Yeah I think I’m going to leave. I’ll hold out to see if he messages/still wants to meet up but I’m not going to waste energy on messaging etc as I don’t want to be a cling-on.

OP posts:
MyPatronusIsACat · 30/09/2021 14:44

Not a relationship really is it? Bin him off. It's not going to work.

DebbieHarrysCheekbones · 30/09/2021 22:07

This is so weird

Notimeforaname · 30/09/2021 22:27

Yea leave him to it.

If he wants to meet up he'll ask and you can decide then.
But I wouldn't be hanging around waiting he might like that a bit too much.

Plus.. he already told you I don't want you waiting around or making you feel bad" so listen to him.

actingsergeant · 30/09/2021 23:10

You haven’t met him Confused

ThreeLittleDots · 01/10/2021 00:40

Oh dear, he probably chats to lots of other fans too, you know.
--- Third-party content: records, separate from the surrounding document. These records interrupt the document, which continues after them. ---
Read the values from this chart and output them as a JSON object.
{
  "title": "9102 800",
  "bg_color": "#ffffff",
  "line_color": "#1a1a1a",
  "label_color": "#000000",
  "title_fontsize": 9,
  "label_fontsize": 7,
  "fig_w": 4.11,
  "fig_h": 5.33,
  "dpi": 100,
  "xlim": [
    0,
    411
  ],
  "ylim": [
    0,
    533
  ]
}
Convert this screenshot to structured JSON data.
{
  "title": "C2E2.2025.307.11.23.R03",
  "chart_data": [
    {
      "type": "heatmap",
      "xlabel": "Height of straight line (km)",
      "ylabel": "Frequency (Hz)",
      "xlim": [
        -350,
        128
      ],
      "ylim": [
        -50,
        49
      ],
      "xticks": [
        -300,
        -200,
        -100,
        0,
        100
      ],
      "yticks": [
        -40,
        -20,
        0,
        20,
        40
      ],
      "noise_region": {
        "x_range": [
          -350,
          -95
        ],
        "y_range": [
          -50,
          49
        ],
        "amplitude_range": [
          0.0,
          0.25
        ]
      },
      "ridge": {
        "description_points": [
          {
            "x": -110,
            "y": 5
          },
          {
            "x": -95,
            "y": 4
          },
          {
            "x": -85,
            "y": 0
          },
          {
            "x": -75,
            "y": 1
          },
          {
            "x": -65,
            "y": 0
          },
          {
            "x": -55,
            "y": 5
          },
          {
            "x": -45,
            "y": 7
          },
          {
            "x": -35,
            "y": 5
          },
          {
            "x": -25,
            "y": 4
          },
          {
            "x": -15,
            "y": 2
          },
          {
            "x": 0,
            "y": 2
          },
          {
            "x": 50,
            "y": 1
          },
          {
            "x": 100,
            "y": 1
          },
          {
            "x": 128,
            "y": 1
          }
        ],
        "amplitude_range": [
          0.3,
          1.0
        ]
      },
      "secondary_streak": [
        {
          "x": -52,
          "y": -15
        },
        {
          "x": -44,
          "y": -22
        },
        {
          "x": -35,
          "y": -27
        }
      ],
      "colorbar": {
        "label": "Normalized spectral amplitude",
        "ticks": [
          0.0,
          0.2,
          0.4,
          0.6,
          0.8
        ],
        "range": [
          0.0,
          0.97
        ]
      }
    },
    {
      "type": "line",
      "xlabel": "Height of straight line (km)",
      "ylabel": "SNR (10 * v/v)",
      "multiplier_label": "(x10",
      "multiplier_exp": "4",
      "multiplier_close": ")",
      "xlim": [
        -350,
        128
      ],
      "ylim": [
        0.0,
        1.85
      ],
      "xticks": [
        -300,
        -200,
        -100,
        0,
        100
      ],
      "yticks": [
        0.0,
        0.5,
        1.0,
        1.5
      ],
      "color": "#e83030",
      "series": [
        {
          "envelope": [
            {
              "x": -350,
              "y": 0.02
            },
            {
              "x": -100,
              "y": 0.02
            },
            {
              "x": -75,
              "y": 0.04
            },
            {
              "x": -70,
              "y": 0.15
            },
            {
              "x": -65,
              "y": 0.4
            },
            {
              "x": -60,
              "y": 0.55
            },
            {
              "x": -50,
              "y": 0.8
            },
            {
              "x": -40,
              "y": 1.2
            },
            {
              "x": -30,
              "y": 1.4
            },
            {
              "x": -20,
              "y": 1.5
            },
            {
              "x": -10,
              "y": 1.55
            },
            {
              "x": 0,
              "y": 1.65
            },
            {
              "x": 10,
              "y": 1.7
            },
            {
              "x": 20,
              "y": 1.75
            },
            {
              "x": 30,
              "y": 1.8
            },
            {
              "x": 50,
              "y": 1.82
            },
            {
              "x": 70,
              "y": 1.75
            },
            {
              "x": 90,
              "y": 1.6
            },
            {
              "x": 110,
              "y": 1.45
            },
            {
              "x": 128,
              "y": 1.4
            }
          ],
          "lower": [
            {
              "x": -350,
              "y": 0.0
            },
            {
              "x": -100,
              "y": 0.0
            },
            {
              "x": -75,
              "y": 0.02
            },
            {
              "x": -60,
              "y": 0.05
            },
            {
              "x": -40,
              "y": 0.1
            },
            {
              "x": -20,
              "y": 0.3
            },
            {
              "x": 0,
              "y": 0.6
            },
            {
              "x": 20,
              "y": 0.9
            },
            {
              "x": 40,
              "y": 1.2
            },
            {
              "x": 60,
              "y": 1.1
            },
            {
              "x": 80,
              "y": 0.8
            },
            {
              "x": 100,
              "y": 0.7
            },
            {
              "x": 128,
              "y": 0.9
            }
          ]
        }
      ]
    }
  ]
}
Don't be mugged off.

ThreeLittleDots · 01/10/2021 00:41

He doesn't send you dick pics does he? Just a hunch..

Bluntness100 · 01/10/2021 10:42

@ThreeLittleDots

Oh dear, he probably chats to lots of other fans too, you know. Don't be mugged off.
He probably does but it’s more than this. Admittedly in her op she sounded a bit like a weird super fan fantasist stalker who only talks to him on social media, but they are FaceTiming regularly and have arranged a date, they just can’t do it sooner as he’s touring. Which does make it very different.

She shouldn’t chase him but if they have a connection no harm on going on the date.

ClareBlue · 01/10/2021 10:49

Go on the date. If he finds a reason to postpone again or other let downs then move on.

isthisawasteoftime · 01/10/2021 11:20

I wasn’t a fan of his, I actually met him on Bumble and then found out he was a musician. I don’t mean to sound super weird haha, it’s just I didn’t know whether I was wasting my time.

OP posts:
ThreeLittleDots · 01/10/2021 11:42

isthisawasteoftime

I don't suppose anyone can answer this for you really.

I confess my judgement is clouded as I 'met' a moderately well known singer / DJ on a dating site years ago. He used to chat to women and get them to come to his gigs as a 'date'. Have just realised it could have been someone pretending to be him... But either way, seemed dodgy / crass at the time.